The satisfaction that first came from solving problems in mathematics now fuels Joyce Yen in her pursuit to solve issues in equity, diversity, and inclusion at the faculty level.
Yen is the director of the University of Washington’s ADVANCE Center for Institutional Change, a program funded by the National Science Foundation that works to improve the academic climate for women not only at Washington, but also across the nation. Since 2003, Yen has helped lead 13 grants, worth a total of more than $6.7 million, to advance women faculty in science, engineering, and mathematics.
“I get to read the most interesting things. I synthesize knowledge across different disciplines and ‘teach out’ that knowledge in many different ways,” said Yen, a 1995 graduate of the University of Nebraska–Lincoln in mathematics. “I like being a connector. A lot of what I do is synthesizing and connecting information to someone else who might not know that information and to whom that information could be perspective-changing.”
After earning her master’s and doctoral degrees in industrial and operations engineering at the University of Michigan, Yen first came to Washington as a tenure-track assistant professor. Only a few months afterward, the ADVANCE grant was awarded.
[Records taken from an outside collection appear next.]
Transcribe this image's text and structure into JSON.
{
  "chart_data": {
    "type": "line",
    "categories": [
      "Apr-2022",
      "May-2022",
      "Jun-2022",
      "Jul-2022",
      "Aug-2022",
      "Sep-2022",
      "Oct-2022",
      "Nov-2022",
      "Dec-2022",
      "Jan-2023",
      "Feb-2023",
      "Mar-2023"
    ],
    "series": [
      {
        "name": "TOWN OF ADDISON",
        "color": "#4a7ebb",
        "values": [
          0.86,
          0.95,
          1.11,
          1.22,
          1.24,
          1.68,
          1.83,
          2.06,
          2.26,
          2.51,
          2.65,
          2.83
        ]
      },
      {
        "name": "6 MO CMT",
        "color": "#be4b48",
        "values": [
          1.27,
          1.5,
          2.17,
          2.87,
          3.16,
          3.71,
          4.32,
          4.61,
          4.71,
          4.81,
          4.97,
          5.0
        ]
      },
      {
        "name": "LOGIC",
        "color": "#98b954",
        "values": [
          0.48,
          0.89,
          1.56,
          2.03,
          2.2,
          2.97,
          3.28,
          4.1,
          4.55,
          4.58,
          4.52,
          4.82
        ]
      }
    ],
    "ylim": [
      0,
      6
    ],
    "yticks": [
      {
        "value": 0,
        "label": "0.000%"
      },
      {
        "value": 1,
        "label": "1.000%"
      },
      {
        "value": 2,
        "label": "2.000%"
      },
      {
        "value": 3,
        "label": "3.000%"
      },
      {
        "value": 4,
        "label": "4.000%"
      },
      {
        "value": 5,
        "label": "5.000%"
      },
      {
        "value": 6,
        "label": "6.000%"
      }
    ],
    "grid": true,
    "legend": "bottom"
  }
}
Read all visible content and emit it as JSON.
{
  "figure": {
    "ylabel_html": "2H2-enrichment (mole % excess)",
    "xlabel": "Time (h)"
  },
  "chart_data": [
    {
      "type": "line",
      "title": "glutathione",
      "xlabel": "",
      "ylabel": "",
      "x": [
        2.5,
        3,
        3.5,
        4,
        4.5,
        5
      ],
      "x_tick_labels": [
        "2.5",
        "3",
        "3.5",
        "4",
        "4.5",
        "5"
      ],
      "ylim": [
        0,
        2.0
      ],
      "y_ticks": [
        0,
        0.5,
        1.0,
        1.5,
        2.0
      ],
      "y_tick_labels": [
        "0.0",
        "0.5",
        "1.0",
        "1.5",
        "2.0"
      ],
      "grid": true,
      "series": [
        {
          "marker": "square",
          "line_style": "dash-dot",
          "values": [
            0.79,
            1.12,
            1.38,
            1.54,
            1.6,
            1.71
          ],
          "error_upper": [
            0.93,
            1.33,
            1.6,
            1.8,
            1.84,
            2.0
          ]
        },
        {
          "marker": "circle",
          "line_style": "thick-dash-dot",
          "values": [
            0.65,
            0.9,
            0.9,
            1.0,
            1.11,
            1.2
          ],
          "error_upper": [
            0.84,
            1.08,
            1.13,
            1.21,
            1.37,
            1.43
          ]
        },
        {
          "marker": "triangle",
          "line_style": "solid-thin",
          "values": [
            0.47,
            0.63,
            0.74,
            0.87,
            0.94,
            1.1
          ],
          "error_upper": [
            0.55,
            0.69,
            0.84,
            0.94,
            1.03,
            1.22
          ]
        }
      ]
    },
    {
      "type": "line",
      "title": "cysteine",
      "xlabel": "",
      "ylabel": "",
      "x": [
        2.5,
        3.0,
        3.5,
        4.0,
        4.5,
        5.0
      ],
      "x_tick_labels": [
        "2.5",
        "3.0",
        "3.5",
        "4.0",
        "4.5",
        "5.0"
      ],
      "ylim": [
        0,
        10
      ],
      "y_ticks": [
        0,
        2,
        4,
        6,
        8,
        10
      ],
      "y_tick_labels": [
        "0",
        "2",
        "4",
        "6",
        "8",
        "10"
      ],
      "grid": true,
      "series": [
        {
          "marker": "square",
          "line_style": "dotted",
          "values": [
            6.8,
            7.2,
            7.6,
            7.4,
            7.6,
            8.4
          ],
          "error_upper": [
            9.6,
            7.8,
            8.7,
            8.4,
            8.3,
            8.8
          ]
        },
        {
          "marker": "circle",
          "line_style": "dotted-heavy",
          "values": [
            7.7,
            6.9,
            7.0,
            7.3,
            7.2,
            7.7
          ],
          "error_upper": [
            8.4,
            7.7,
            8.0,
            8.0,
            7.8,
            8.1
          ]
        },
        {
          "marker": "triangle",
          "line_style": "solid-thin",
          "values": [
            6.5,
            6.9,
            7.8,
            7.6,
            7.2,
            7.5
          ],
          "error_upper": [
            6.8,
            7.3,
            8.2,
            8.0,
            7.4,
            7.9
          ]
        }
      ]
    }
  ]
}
Yen joined its team about two years later and was named director in 2015.The Hastings native returned to Nebraska in October 2019 and spoke to UNL Math Club students about her perspective on the continual impact that identity can have on shaping mathematics.
“You might think math is just math, that it’s not something our identities impact, but in this book I just read called ‘The Invisible Women,’ the author shares a story of a female math professor who saw an analogy between crocheted patterns and the concept of hyperbolic planes,” Yen said. “Her experiences with knitting and crocheting informed her mathematical view of the world, and she created models that everybody can use in a way no one else had done before. That’s a beautiful example of, even when you think identity is not informing math, it is.”
Yen knows what kind of impact she likes to make—with work that is “high touch, high impact.” She often partners with administrators in diversity positions at the university level, but she finds herself most useful when she clearly understands the scope of her work and can “push the boundaries.”
While she focuses on faculty, everything she does has a parallel application to students.
“I think diversity positions are incredibly important. You have to have somebody at the table, at the highest level, in all of those important meetings, asking those questions,” said Yen, a winner of Washington’s College of Engineering Professional Staff Innovator Award in 2007 and the David B. Thorud Leadership Award in 2012. “Our vice dean says that ADVANCE can start to ‘socialize’ people. We socialize different conversations, ideas and concepts in a targeted way to science and engineering departments.”
Yen recently wrote about diversity and leadership for a blog. In her research, she has found that it’s not about getting diversity training, but rather it’s about receiving leadership training that helps people become informed about how to actively participate and think about their individual roles in either perpetuating or changing the status quo.
“How do we change structures and systems in large, and small, ways?” Yen said. “There are so many smaller things we can do that can positively move us in a positive direction, to start tilting us in a different way. If you’re from a well-represented group and all of your people look like you, then reach out and bring others who don’t look like you into your group.”
Yen’s fondest memories of college at Nebraska stem from her freshmen Honors Calculus course with Professor Tom Shores, where she met the highly talented cohort of students who are still her best friends today.
“Everyone knew who I was. I felt seen,” said Yen, a 2004 winner of the Outstanding Young Alumni Award from the Nebraska Alumni Association. “The department and the Honors program fostered community building amongst the students. I think the UNL math faculty praised the outstanding female students so readily that it never felt like they didn’t believe in us.”
Her senior honors thesis work with Professor Steve Dunbar on graduate student teaching-assistant scheduling also was published in the journal Mathematica in Education.
Dunbar, who was vice chair and teaching an operations research course at the time, recalled that before Yen took on this scheduling project, it used to take him three to five hours to make teaching assignments without any time conflicts.
“Once Joyce worked it all out, it got the process down to an hour or an hour and a half,” Dunbar said. “It drastically simplified my life and was much more efficient. Publishing her work in the journal made sure she got some credit and attention for the work that she did. We also worked with Jennifer Meyer, faculty in the College of Business, and Jennifer realized it was a version of the ‘assignment problem.’ Once she told Joyce how to go about it, that unlocked the gate and it went pretty easily from there.”
Yen, who also received an Academic All-American honorable mention in USA Today in 1995, can see the influence of pursuing a variety of interests in high school and college on the skills she now possesses. As a workshop facilitator, she credits an experience at Girls State where she watched a fellow classmate give a speech in which she intentionally turned and spoke to both sides of the room, equally, as an example of picking up skills in many different places.
“You just never know when you’re getting some nugget somewhere, some information, advice, or skill that you synthesize into who you are today,” Yen said.